Bug’s programming at Steppenwolf is a retroactive addition to a long history of collaboration between Letts and the city’s most prominent off-Loop theater. Though first performed in 1996, Letts’s writing and commentary feel especially prescient in the internet age, and the text soars on Steppenwolf’s stage for the first time. The text is both uniquely dark and blisteringly funny, and it operates like a well-oiled machine; a deep thread of suspense lasts throughout the play, and jaw-dropping moments are aplenty.
All of Bug’s action takes place in the Oklahoma motel room Agnes (Carrie Coon) calls home. She spends her days snorting or smoking cocaine, mixing vodka Cokes in between her bartending shifts, and answering her motel phone only to hear her abusive ex-boyfriend Joe (Steve Key) heavily breathing on the other end. Her lesbian best friend R.C., played by the ever-delightful Jennifer Engstrom, brings home Peter (Namir Smallwood). When Peter reveals he has nowhere to call home, Agnes offers him a spot sleeping on her floor, and the rest is history.
Peter nurses Agnes to health after an encounter with Joe, and by their second night together, codependence emerges—and so do bugs. Peter claims they are everywhere, too small to see without a keen eye. And by the end of the night, Agnes sees them too. Peter reveals to her that he thinks the bugs are the result of an experiment done on him during his time as a soldier in the Gulf War. The rest of the show is dedicated to the duo trying to root out the full cause of the bugs and eradicate them from the room, without letting the government discover Peter’s location.
Carrie Coon’s performance, her first as a Steppenwolf ensemble member, is a tour de force. Agnes’s excitement in her relationship with Peter and her history of trauma are visceral, constantly feeding one another and filling the room with her palpable need to feel something and escape the monotony of her motel room life. Smallwood is equally terrific, serving as an unreliable ambassador of Peter’s own history as he gets more and more desperate to free himself from the bugs.

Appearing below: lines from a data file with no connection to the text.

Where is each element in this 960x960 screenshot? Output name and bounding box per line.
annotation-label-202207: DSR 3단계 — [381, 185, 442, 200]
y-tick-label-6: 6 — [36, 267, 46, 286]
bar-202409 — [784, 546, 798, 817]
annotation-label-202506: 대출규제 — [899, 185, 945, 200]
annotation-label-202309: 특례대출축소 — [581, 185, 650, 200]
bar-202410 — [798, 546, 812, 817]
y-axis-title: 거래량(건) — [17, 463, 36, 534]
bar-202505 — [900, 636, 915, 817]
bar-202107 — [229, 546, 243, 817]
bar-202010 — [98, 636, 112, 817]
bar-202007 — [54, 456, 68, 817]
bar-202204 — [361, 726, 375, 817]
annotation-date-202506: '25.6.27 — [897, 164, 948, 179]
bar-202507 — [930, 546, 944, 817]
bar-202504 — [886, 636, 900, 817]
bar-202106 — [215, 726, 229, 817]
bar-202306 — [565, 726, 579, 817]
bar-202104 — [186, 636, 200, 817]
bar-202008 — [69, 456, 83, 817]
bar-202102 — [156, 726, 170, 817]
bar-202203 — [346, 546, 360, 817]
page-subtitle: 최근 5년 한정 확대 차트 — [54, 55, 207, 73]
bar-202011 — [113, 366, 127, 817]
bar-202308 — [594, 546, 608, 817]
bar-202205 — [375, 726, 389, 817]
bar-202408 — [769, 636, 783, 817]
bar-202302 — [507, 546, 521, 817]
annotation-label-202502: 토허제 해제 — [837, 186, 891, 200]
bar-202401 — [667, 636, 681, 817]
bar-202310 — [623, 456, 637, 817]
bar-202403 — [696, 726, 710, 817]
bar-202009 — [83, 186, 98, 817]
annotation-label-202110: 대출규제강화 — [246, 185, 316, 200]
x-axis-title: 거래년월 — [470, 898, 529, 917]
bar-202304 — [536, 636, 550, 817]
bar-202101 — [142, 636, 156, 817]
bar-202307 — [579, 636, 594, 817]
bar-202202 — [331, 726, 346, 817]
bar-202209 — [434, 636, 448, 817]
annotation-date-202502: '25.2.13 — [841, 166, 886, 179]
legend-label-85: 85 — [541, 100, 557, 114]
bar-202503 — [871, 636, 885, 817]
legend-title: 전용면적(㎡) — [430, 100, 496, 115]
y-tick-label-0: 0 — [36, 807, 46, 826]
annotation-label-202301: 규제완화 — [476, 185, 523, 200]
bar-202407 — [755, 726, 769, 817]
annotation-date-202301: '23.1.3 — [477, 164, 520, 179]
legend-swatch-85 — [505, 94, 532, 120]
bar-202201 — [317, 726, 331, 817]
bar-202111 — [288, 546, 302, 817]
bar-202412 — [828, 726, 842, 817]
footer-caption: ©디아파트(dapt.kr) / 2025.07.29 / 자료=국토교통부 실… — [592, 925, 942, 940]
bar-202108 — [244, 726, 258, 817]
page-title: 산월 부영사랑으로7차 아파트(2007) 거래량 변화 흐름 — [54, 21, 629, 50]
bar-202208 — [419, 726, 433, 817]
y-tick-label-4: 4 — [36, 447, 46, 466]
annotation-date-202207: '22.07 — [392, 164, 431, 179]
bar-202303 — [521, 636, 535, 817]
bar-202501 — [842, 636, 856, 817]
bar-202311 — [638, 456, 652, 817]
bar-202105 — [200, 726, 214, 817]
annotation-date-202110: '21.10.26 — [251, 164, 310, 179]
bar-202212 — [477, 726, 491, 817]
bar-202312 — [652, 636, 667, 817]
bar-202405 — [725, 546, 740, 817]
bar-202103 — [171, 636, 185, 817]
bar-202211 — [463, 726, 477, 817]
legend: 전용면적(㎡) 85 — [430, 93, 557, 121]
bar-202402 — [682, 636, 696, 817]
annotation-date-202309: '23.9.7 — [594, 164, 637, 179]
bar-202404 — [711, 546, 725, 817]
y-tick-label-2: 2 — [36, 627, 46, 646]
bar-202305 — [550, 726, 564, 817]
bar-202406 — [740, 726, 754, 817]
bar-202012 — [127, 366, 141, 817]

Steppenwolf Artistic Director Anna Shapiro notes that this is the first time the piece has been performed without an all-white cast—Smallwood is Black. She is correct when she notes that Namir Smallwood’s casting adds an extra layer of history and meaning to the text, pointing to how surveillance and control have been particularly applied to both Black communities and veterans, whose skepticism is then written off as madness. Both characters deftly slip between the intense specificity of their own situation and broader gestures to questions of surveillance, conspiracy, and identity—Coon embodies the oft-talked about disenfranchised middle America, while still breathing life into Agnes herself.
For all its symbolism, Bug is not only worth seeing for its deep dive into the surveillance state; perhaps more importantly, it is exquisite theater. It is a deservingly big-budget production of a well-written and well-cast play, powerfully directed and designed. There’s just nothing quite like it.
Bug runs through March 15 at Steppenwolf Theater. Tickets range from $15 to $85.